Hari baru telah tiba.
Di depan markas Kavaleri, kereta-kereta yang penuh dengan tumpukan lamaran telah berbaris, bahkan sebelum matahari pagi terbit. Teriakan para anggota yang telah bergegas keluar tanpa mencuci muka memenuhi tempat latihan, bergema di belakang para pekerja yang sibuk memindahkan kotak-kotak lamaran.
Meskipun musim dingin, teriakan-teriakan keras terus memenuhi udara, disertai ledakan-ledakan kecil yang sporadis. Pemandangan mengalir seperti roda gigi yang saling terkait, penuh dengan energi.
Dua orang pria duduk di kereta di ujung barisan, menyaksikan tontonan yang ramai. Seorang pria muda yang mengenakan topi dan mantel mewah, berkacamata, duduk di samping seorang pria tua yang melayaninya dengan hormat.

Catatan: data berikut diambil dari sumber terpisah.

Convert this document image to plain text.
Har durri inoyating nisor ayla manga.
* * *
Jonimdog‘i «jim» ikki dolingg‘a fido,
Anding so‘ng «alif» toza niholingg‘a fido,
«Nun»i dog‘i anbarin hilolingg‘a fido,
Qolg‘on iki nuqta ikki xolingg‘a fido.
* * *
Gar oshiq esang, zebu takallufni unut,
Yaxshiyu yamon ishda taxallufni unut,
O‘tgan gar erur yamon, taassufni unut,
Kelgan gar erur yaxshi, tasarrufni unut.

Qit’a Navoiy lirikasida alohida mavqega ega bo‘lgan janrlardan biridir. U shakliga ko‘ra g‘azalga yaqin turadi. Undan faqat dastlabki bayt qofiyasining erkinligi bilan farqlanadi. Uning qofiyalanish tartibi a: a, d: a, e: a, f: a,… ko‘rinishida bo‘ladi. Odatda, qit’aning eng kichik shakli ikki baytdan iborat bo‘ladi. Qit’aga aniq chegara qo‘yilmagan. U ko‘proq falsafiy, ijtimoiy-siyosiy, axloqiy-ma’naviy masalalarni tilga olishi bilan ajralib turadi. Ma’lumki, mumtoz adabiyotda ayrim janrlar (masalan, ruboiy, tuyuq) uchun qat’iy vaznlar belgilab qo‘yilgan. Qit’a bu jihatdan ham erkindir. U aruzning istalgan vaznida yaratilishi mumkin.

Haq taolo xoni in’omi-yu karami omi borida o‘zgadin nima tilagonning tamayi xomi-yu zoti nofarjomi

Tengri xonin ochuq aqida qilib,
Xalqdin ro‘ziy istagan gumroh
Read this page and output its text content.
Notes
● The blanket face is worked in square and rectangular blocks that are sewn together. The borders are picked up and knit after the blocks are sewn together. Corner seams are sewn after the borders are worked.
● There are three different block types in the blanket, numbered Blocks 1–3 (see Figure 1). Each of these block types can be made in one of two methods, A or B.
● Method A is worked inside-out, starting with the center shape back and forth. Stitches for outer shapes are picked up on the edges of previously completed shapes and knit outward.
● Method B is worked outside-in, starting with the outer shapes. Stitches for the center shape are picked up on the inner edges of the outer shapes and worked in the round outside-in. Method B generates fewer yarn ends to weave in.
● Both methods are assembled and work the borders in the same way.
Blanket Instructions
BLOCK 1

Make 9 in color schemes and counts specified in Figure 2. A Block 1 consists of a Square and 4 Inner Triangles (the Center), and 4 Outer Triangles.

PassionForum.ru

Meskipun mereka tampak seperti bangsawan biasa dan kepala pelayannya yang bermartabat, mereka sebenarnya adalah Kaisar Keilusa La Orr dan kepala pelayannya Yuliver. Keduanya telah menyamarkan penampilan mereka melalui artefak sihir.
"Antrean kereta di depan tampaknya tidak bergerak cepat. Saya harap Anda tidak terlalu bosan," kata Yuliver.
"Tidak apa-apa. Menonton latihan lebih menarik dari yang kukira. Namun, suasananya agak terlalu tegang," jawab Kaisar.
Pemandangan di balik pagar besi tempat latihan itu memang ganas. Dua tim terlibat dalam permainan, bersaing untuk menguasai satu bola merah. Perjuangan yang intens itu lebih mirip perkelahian daripada latihan, karena orang-orang yang berlumuran tanah dan debu saling menyerang dengan ganas.
Salah satu anggota berhasil merebut bola merah itu dan mulai berlari seperti binatang buas dengan keempat kakinya. Seketika, yang lain mengejarnya. Hujan anak panah cahaya tiba-tiba menghujani mereka, menyebabkan tanah meledak. Orang yang telah melepaskan anak panah itu adalah anggota tim yang mengenakan baju besi berwarna sama dengan orang yang memegang bola itu.
Debu yang beterbangan ke segala arah ditepis oleh perisai tak terlihat, sementara angin kencang meniup api yang masih tersisa. Kritik dan teriakan keras terdengar di udara.
Menyaksikan tontonan yang dahsyat ini, sang Kaisar menyesap teh hangat yang telah disiapkan Yuliver. Sebuah pemanas ajaib kecil memastikan bagian dalam kereta tetap nyaman.
Saat roda kereta perlahan berputar, pemandangan di luar jendela pun ikut berubah. Pandangan Kaisar beralih ke bangunan megah yang muncul di balik pintu masuk markas Kavaleri.
Sama seperti selera Kishiar, renungnya.
Sebelum bangunan itu didirikan, Kaisar telah melihat gambar-gambar yang dirancang dan dibawa sendiri oleh Kishiar. Meskipun sudah lama berlalu sejak Kavaleri didirikan, gambar itu masih membekas di benak Kaisar. Melihatnya menjadi kenyataan terasa agak surealis.
"Yang Mulia, setelah tempat ini dibangun, mohon kunjungi setidaknya sekali,"
Pinta Kishiar saat perdebatan tentang pembentukan Kavaleri berkecamuk di kalangan bangsawan. Saat itu, Kaisar telah mempertimbangkan kemungkinan bahwa ia mungkin meninggal tanpa pernah melihat bangunan itu. Hingga baru-baru ini, pikiran itu tidak berubah.
Namun sekarang, dia duduk di sana, tanpa rasa sakit, secara fisik menyaksikan pembangunan markas Kavaleri.
Siapakah yang dapat memahami kebebasan, hal baru yang menakjubkan yang dianugerahkan kesadaran ini kepadanya?